Ternyata Hessel mendapat undangan perusahaan untuk mengikuti kontes brand ambassador kosmetik kecantikkan di Paris sehingga dia harus meninggalkan istrinya untuk beberapa minggu selama mengikuti kontes.
"Nana, sini sebentar sayang!" panggil Hessel setelah menutup telepon, Nana pun bangkit lalu menghampiri suaminya.
"Siapa yang telepon mas? itu dari Devan ya?" tanya Nana tiba-tiba Hessel memeluknya.
"Sayang, sepertinya kita harus LDR." ucap Hessel sambil merangkul lalu mencium kening Nana.
"Kenapa mas, memangnya kamu mau kemana?" tanya Nana mendadak hatinya merasa sedih.
"Besok aku harus ke Paris, perusahaanku diundang untuk mengikuti lomba kontes kecantikkan, aku tau ini mendadak perusahaan juga tidak punya persiapan apa-apa tapi undangan ini sangat penting karna setiap tahun perusahaan kita mengikuti kontes ini dan dalam 5 tahun berturut-turut perusahaan kami menang, dengan adanya ajang ini orang-orang dari seluruh dunia bisa tahu bahwa kosmetik dari negara kita tidak kalah bagusnya dengan kosmetik yang mereka buat." jelas Hessel, Nana hanya bisa diam mendengarkannya.
"Sayang, kenapa kamu sedih apa kamu tidak setuju aku mengambil keputusan seperti ini?" tanya Hessel bersamaan dengan itu Nana melepaskan pelukkannya dari tubuh Hessel dan berjalan 2 langkah menjauh dari Hessel.
"Aku mendkungmu mas, tapi aku takut kamu tinggalkan sendirian, aku sedang hamil besar sekarang, bahaya yang meneror kita juga belum berakhir, aku merasa tidak siap kita berjauhan mas." kata Nana.
"Jangan batalkan mas, ajang ini penting bagi perusahaan yang kamu jalankan mas, aku tidak bisa menghalanginya." kata Nana, Hessel terus menatap wajah istrinya yang terlihat tidak iklas bila dia pergi, hanya bibirnya saja yang bisa ikhlas tapi tidak dengan hatinya.
"Sayang, aku bisa melihat kegelisahan di matamu, bagaimana aku bisa meninggalkan istriku jika kamu tidak ikhlas." kata Hessel tapi Nana tidak memperdulikannya sambil mengeluarkan pakaian yang pantas Hessel pakai untuk menghadiri acara.
"Mas, aku akan mengemas pakaianmu, kamu tidurlah dulu besokkan mas harus bangun pagi-pagi sekali." ucap Nana. Nana merasa sedih seolah ada kegundahan yang sedang dia rasakan tapi dia juga tidak sanggup mengatakannya pada Hessel.
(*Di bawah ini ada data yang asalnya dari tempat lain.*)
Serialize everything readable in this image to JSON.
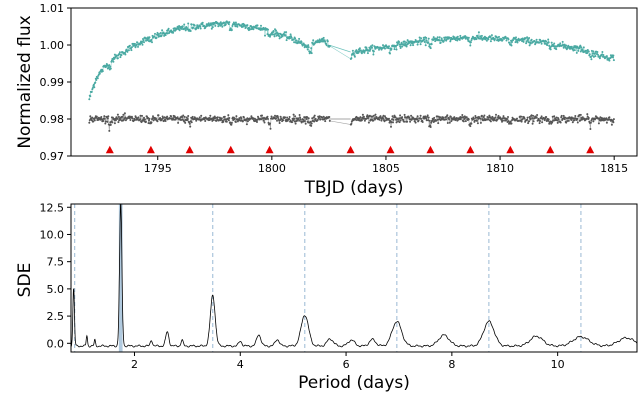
{
  "chart_data": [
    {
      "type": "scatter",
      "xlabel": "TBJD (days)",
      "ylabel": "Normalized flux",
      "xlim": [
        1791.2,
        1816.0
      ],
      "ylim": [
        0.97,
        1.01
      ],
      "xticks": [
        1795,
        1800,
        1805,
        1810,
        1815
      ],
      "xtick_labels": [
        "1795",
        "1800",
        "1805",
        "1810",
        "1815"
      ],
      "yticks": [
        0.97,
        0.98,
        0.99,
        1.0,
        1.01
      ],
      "ytick_labels": [
        "0.97",
        "0.98",
        "0.99",
        "1.00",
        "1.01"
      ],
      "grid": false,
      "colors": {
        "raw_flux": "#6fc3bd",
        "detrended_flux": "#555555",
        "transit_marker": "#e00000"
      },
      "raw_flux": {
        "x": [
          1792.0,
          1792.3,
          1792.6,
          1793.0,
          1793.5,
          1794.0,
          1794.5,
          1795.0,
          1795.5,
          1796.0,
          1796.5,
          1797.0,
          1797.5,
          1798.0,
          1798.5,
          1799.0,
          1799.5,
          1800.0,
          1800.5,
          1801.0,
          1801.3,
          1801.6,
          1801.9,
          1802.2,
          1802.5,
          1803.5,
          1804.0,
          1804.5,
          1805.0,
          1805.5,
          1806.0,
          1806.5,
          1807.0,
          1807.5,
          1808.0,
          1808.5,
          1809.0,
          1809.5,
          1810.0,
          1810.5,
          1811.0,
          1811.5,
          1812.0,
          1812.5,
          1813.0,
          1813.5,
          1814.0,
          1814.5,
          1815.0
        ],
        "y": [
          0.9855,
          0.991,
          0.9935,
          0.996,
          0.998,
          1.0,
          1.0015,
          1.0025,
          1.0035,
          1.0045,
          1.005,
          1.0052,
          1.0055,
          1.0058,
          1.0055,
          1.005,
          1.0045,
          1.0035,
          1.0025,
          1.0015,
          1.0005,
          0.999,
          1.0005,
          1.0015,
          1.0,
          0.998,
          0.9985,
          0.999,
          0.9995,
          1.0,
          1.0005,
          1.001,
          1.0012,
          1.0015,
          1.0018,
          1.002,
          1.002,
          1.0018,
          1.0015,
          1.0015,
          1.0012,
          1.001,
          1.0005,
          1.0,
          0.9995,
          0.999,
          0.998,
          0.997,
          0.9965
        ]
      },
      "detrended_flux": {
        "x": [
          1792.0,
          1793.0,
          1794.0,
          1795.0,
          1796.0,
          1797.0,
          1798.0,
          1799.0,
          1800.0,
          1801.0,
          1802.0,
          1802.5,
          1803.5,
          1804.5,
          1805.5,
          1806.5,
          1807.5,
          1808.5,
          1809.5,
          1810.5,
          1811.5,
          1812.5,
          1813.5,
          1814.5,
          1815.0
        ],
        "y": [
          0.98,
          0.98,
          0.98,
          0.98,
          0.98,
          0.98,
          0.98,
          0.98,
          0.98,
          0.98,
          0.98,
          0.98,
          0.98,
          0.98,
          0.98,
          0.98,
          0.98,
          0.98,
          0.98,
          0.98,
          0.98,
          0.98,
          0.98,
          0.98,
          0.98
        ]
      },
      "transit_times": [
        1792.9,
        1794.7,
        1796.4,
        1798.2,
        1799.9,
        1801.7,
        1803.45,
        1805.2,
        1806.95,
        1808.7,
        1810.45,
        1812.2,
        1813.95
      ],
      "transit_marker_y": 0.9717
    },
    {
      "type": "line",
      "xlabel": "Period (days)",
      "ylabel": "SDE",
      "xlim": [
        0.8,
        11.5
      ],
      "ylim": [
        -0.8,
        12.8
      ],
      "xticks": [
        2,
        4,
        6,
        8,
        10
      ],
      "xtick_labels": [
        "2",
        "4",
        "6",
        "8",
        "10"
      ],
      "yticks": [
        0.0,
        2.5,
        5.0,
        7.5,
        10.0,
        12.5
      ],
      "ytick_labels": [
        "0.0",
        "2.5",
        "5.0",
        "7.5",
        "10.0",
        "12.5"
      ],
      "grid": false,
      "colors": {
        "line": "#000000",
        "best_period_band": "#a9c4dc",
        "harmonic_line": "#9ab9d4"
      },
      "best_period": 1.74,
      "harmonic_periods": [
        0.87,
        3.48,
        5.22,
        6.96,
        8.7,
        10.44
      ],
      "peaks": [
        {
          "period": 0.85,
          "sde": 5.0,
          "width": 0.015
        },
        {
          "period": 1.1,
          "sde": 0.7,
          "width": 0.012
        },
        {
          "period": 1.25,
          "sde": 0.3,
          "width": 0.012
        },
        {
          "period": 1.74,
          "sde": 12.8,
          "width": 0.022
        },
        {
          "period": 2.32,
          "sde": 0.3,
          "width": 0.02
        },
        {
          "period": 2.62,
          "sde": 1.05,
          "width": 0.03
        },
        {
          "period": 2.9,
          "sde": 0.3,
          "width": 0.02
        },
        {
          "period": 3.48,
          "sde": 4.4,
          "width": 0.045
        },
        {
          "period": 4.0,
          "sde": 0.2,
          "width": 0.03
        },
        {
          "period": 4.35,
          "sde": 0.8,
          "width": 0.04
        },
        {
          "period": 4.7,
          "sde": 0.35,
          "width": 0.04
        },
        {
          "period": 5.22,
          "sde": 2.6,
          "width": 0.07
        },
        {
          "period": 5.7,
          "sde": 0.4,
          "width": 0.06
        },
        {
          "period": 6.1,
          "sde": 0.3,
          "width": 0.06
        },
        {
          "period": 6.5,
          "sde": 0.35,
          "width": 0.06
        },
        {
          "period": 6.96,
          "sde": 2.0,
          "width": 0.09
        },
        {
          "period": 7.85,
          "sde": 0.75,
          "width": 0.1
        },
        {
          "period": 8.7,
          "sde": 2.0,
          "width": 0.1
        },
        {
          "period": 9.6,
          "sde": 0.65,
          "width": 0.12
        },
        {
          "period": 10.44,
          "sde": 0.6,
          "width": 0.15
        },
        {
          "period": 11.3,
          "sde": 0.5,
          "width": 0.15
        }
      ],
      "baseline": -0.25
    }
  ]
}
"Nana, aku tau kau sedih saat tahu aku akan pergi, aku sudah memutuskan aku tidak akan pergi ke sana demi kamu." Hessel memeluk Nana dari belakang.
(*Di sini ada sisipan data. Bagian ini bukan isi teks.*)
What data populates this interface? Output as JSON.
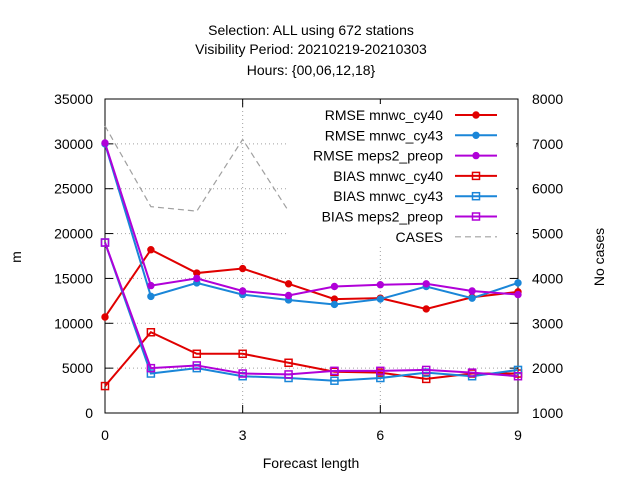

"Nana tidak mau perusahaan yang mas dan papa bangun selama belasan tahun bangkrut begitu saja." Lagi-lagi Nana melepaskan diri dari pelukkan suaminya dan kembali mengemas pakaian Hessel.
"Tenanglah sayang tidak akan ada yang membuat usahaku bangkrut, tidak masalah aku tidak datang ke sana, ada Yoga yang akan mewakiliku." jelas Hessel.
"Apa itu bisa menjamin perusahaan mas bakal menang?"
"Menang atau pun kalah aku tidak lagi memikirkan itu, sekarang hanya kamu dan anak kita yang selalu aku pikirkan, aku tidak akan membiarkan istriku sedih, jika perusahaanku kalah tahun ini mungkin tahun depan bisa menang, tapi jika aku membiarkan istriku menangis maka aku akan merasa berdosa seumur hidupku." ujar Hessel sambil mengelus kedua pipi Nana yang lembut.
"Aku takut terjadi sesuatu padamu mas, aku tidak bermaksud mencegahmu tapi entah kenapa saat mas bilang akan pergi mendadak Nana merasa Nana takut tidak bisa bertemu kamu lagi mas." tiba-tiba Nana memeluk dengan sangat erat tubuh suaminya sambil terisak tangis.
"Ya Allah sayang jangan bicara seperti itu, tidak baik Na itu sama saja doa, aku mohon berpikirlah positif jangan mikir yang macam-macam." ucap Hessel membalas pelukkannya dan mengelus-elus pundak Nana seolah berusaha membuatnya tenang.
"Nana hanya tidak mau terjadi sesuatu padamu mas." lirih Nana.
"Iya aku mengerti sayang, makanya aku lebih menuruti kata hatimu sekarang, aku tidak akan meninggalkanmu jika aku akan pergi maka aku juga akan membawamu ke mana pun aku pergi."
Hessel membawa Nana dalam pelukkannya lalu mencium keningnya dengan lembut.
"Tetaplah di sisiku mas, aku takut sendirian." rintih Nana.
"Tenanglah sayang, aku akan selalu berada di sampingmu kita akan bersama-sama merawat dan membesarkan anak-anak kita nanti." ucap Hessel menenangkan hati sang istri yang dari kemarin terus merasa gelisah.